Ein Weltkulturerbe: das Le-Corbusier-Haus. Foto: Lichtgut / Ferdinando Iannone

Zu Besuch am Welterbetag im Haus Le Corbusier in der Weißenhofsiedlung

Stuttgart - „Ist der Zaun auch original?“, fragt eine ältere Dame Marion Jäger, die am Sonntagvormittag anlässlich des bundesweiten Welterbetags durch das Haus Le Corbusier in der Weißenhofsiedlung führt. Die Expertin bejaht, sehr zum Erstaunen der Fragestellerin. Schließlich handelt es sich bei der Garten-Einfriedung um Maschendraht. Eine Besichtigung verdeutlicht, wie sehr sich Le Corbusier um eine Verbindung des Praktischen mit dem Ästhetischen bemüht hat. Hell und gesund sollte gelebt werden, aber auch funktional und platzsparend. Als die Siedlung 1927 entstand, war Wohnraum in Stuttgart knapp und teuer. Die Stadt hatte sich eben vorgenommen, 1000 neue Wohneinheiten pro Jahr zu schaffen.

Pfiffig, aber eng

Wie zeitlos der Bau ist, der seit 2016 zum Unesco-Welterbe zählt, verdeutlicht eine historische Werbung von Mercedes Benz, die einen 8/38 PS-Roadster vor der Bauhaus-Architektur zeigt. Das Auto ist heute ein Oldtimer. Die Fassade des heutigen Weißenhofmuseums wirkt modern. Im Inneren scheiden sich während der Führung die Geister.
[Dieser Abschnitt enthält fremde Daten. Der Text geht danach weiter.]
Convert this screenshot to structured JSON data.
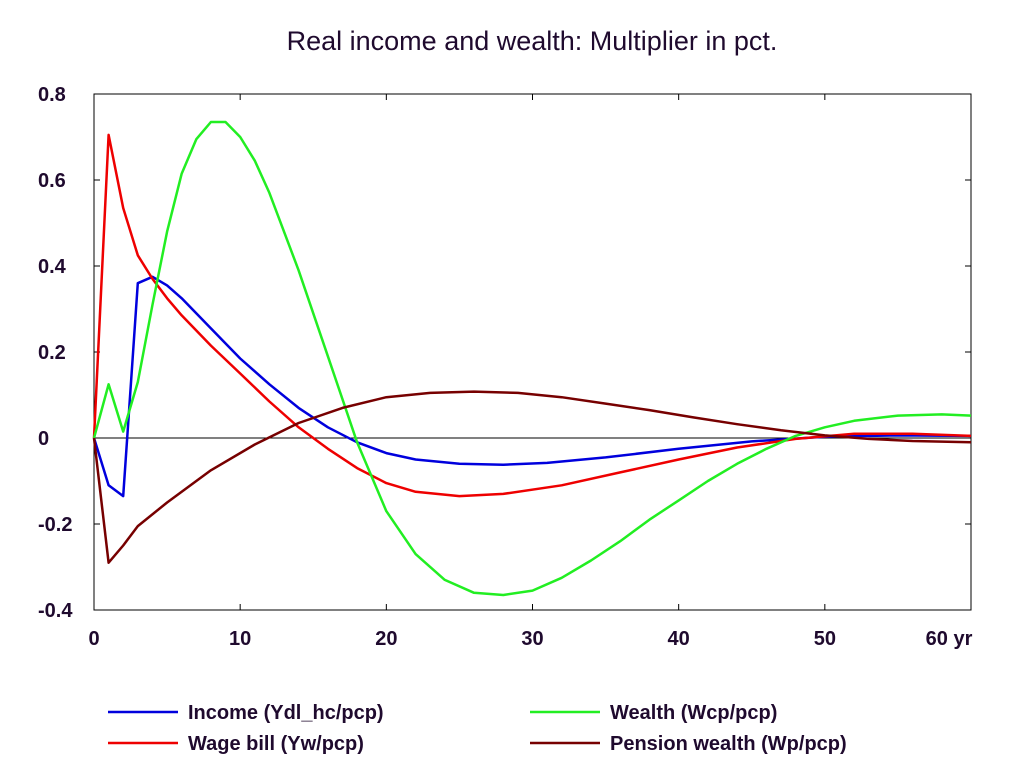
{
  "chart_data": {
    "type": "line",
    "title": "Real income and wealth: Multiplier in pct.",
    "x_unit_label": "yr",
    "xlim": [
      0,
      60
    ],
    "ylim": [
      -0.4,
      0.8
    ],
    "x_ticks": [
      0,
      10,
      20,
      30,
      40,
      50,
      60
    ],
    "x_tick_labels": [
      "0",
      "10",
      "20",
      "30",
      "40",
      "50",
      "60 yr"
    ],
    "y_ticks": [
      -0.4,
      -0.2,
      0,
      0.2,
      0.4,
      0.6,
      0.8
    ],
    "y_tick_labels": [
      "-0.4",
      "-0.2",
      "0",
      "0.2",
      "0.4",
      "0.6",
      "0.8"
    ],
    "grid": false,
    "legend_position": "bottom",
    "series": [
      {
        "name": "Income (Ydl_hc/pcp)",
        "color": "#0000dd",
        "points": [
          [
            0,
            0
          ],
          [
            1,
            -0.11
          ],
          [
            2,
            -0.135
          ],
          [
            3,
            0.36
          ],
          [
            4,
            0.375
          ],
          [
            5,
            0.355
          ],
          [
            6,
            0.325
          ],
          [
            8,
            0.255
          ],
          [
            10,
            0.185
          ],
          [
            12,
            0.125
          ],
          [
            14,
            0.07
          ],
          [
            16,
            0.025
          ],
          [
            18,
            -0.01
          ],
          [
            20,
            -0.035
          ],
          [
            22,
            -0.05
          ],
          [
            25,
            -0.06
          ],
          [
            28,
            -0.062
          ],
          [
            31,
            -0.058
          ],
          [
            35,
            -0.045
          ],
          [
            40,
            -0.025
          ],
          [
            45,
            -0.008
          ],
          [
            50,
            0.003
          ],
          [
            55,
            0.006
          ],
          [
            60,
            0.005
          ]
        ]
      },
      {
        "name": "Wage bill (Yw/pcp)",
        "color": "#ee0000",
        "points": [
          [
            0,
            0
          ],
          [
            1,
            0.705
          ],
          [
            2,
            0.535
          ],
          [
            3,
            0.425
          ],
          [
            4,
            0.37
          ],
          [
            5,
            0.325
          ],
          [
            6,
            0.285
          ],
          [
            8,
            0.215
          ],
          [
            10,
            0.15
          ],
          [
            12,
            0.085
          ],
          [
            14,
            0.025
          ],
          [
            16,
            -0.025
          ],
          [
            18,
            -0.07
          ],
          [
            20,
            -0.105
          ],
          [
            22,
            -0.125
          ],
          [
            25,
            -0.135
          ],
          [
            28,
            -0.13
          ],
          [
            32,
            -0.11
          ],
          [
            36,
            -0.08
          ],
          [
            40,
            -0.05
          ],
          [
            44,
            -0.022
          ],
          [
            48,
            -0.002
          ],
          [
            52,
            0.01
          ],
          [
            56,
            0.01
          ],
          [
            60,
            0.005
          ]
        ]
      },
      {
        "name": "Wealth (Wcp/pcp)",
        "color": "#22ee22",
        "points": [
          [
            0,
            0
          ],
          [
            1,
            0.125
          ],
          [
            2,
            0.015
          ],
          [
            3,
            0.13
          ],
          [
            4,
            0.31
          ],
          [
            5,
            0.48
          ],
          [
            6,
            0.615
          ],
          [
            7,
            0.695
          ],
          [
            8,
            0.735
          ],
          [
            9,
            0.735
          ],
          [
            10,
            0.7
          ],
          [
            11,
            0.645
          ],
          [
            12,
            0.57
          ],
          [
            14,
            0.39
          ],
          [
            16,
            0.19
          ],
          [
            18,
            -0.01
          ],
          [
            20,
            -0.17
          ],
          [
            22,
            -0.27
          ],
          [
            24,
            -0.33
          ],
          [
            26,
            -0.36
          ],
          [
            28,
            -0.365
          ],
          [
            30,
            -0.355
          ],
          [
            32,
            -0.325
          ],
          [
            34,
            -0.285
          ],
          [
            36,
            -0.24
          ],
          [
            38,
            -0.19
          ],
          [
            40,
            -0.145
          ],
          [
            42,
            -0.1
          ],
          [
            44,
            -0.06
          ],
          [
            46,
            -0.025
          ],
          [
            48,
            0.005
          ],
          [
            50,
            0.025
          ],
          [
            52,
            0.04
          ],
          [
            55,
            0.052
          ],
          [
            58,
            0.055
          ],
          [
            60,
            0.052
          ]
        ]
      },
      {
        "name": "Pension wealth (Wp/pcp)",
        "color": "#770000",
        "points": [
          [
            0,
            0
          ],
          [
            1,
            -0.29
          ],
          [
            2,
            -0.25
          ],
          [
            3,
            -0.205
          ],
          [
            5,
            -0.15
          ],
          [
            8,
            -0.075
          ],
          [
            11,
            -0.015
          ],
          [
            14,
            0.035
          ],
          [
            17,
            0.07
          ],
          [
            20,
            0.095
          ],
          [
            23,
            0.105
          ],
          [
            26,
            0.108
          ],
          [
            29,
            0.105
          ],
          [
            32,
            0.095
          ],
          [
            35,
            0.08
          ],
          [
            38,
            0.065
          ],
          [
            41,
            0.048
          ],
          [
            44,
            0.032
          ],
          [
            47,
            0.018
          ],
          [
            50,
            0.006
          ],
          [
            53,
            -0.002
          ],
          [
            56,
            -0.007
          ],
          [
            60,
            -0.01
          ]
        ]
      }
    ]
  }
}
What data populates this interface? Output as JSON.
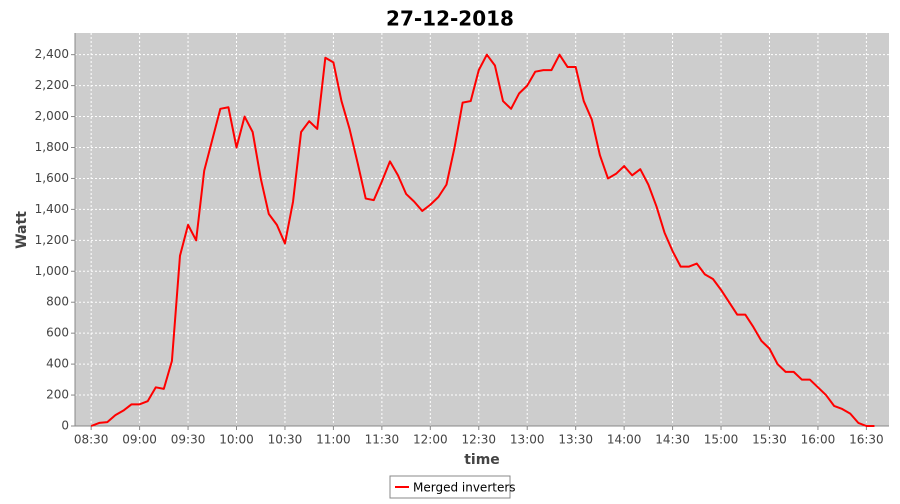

Die Idee, den Wohn- und Schlafraum mittels einer Schiebewand unterteilen zu können, finden die meisten pfiffig: Im Flur, der Kindern ermöglichte, nachts auf die Toilette zu gehen, ohne das elterliche Schlafzimmer zu betreten, wird gebrummelt, es sei arg eng. Die Maße entsprechen bewusst dem Gang in einem Zug. „Ach, ich denke, ich könnte hier leben“, bemerkt Silvia Rademacher (54), als sie die Dachterrasse betritt und sich der Blick über Stuttgart auftut. „So reagieren viele“, weiß Marion Jäger. Sie berichtet, ab 1929 habe eine Künstlerfamilie hier gelebt. Hausbewohner zu finden, sei gar nicht so einfach gewesen. Der Grund: eine vergleichsweise hohe Miete.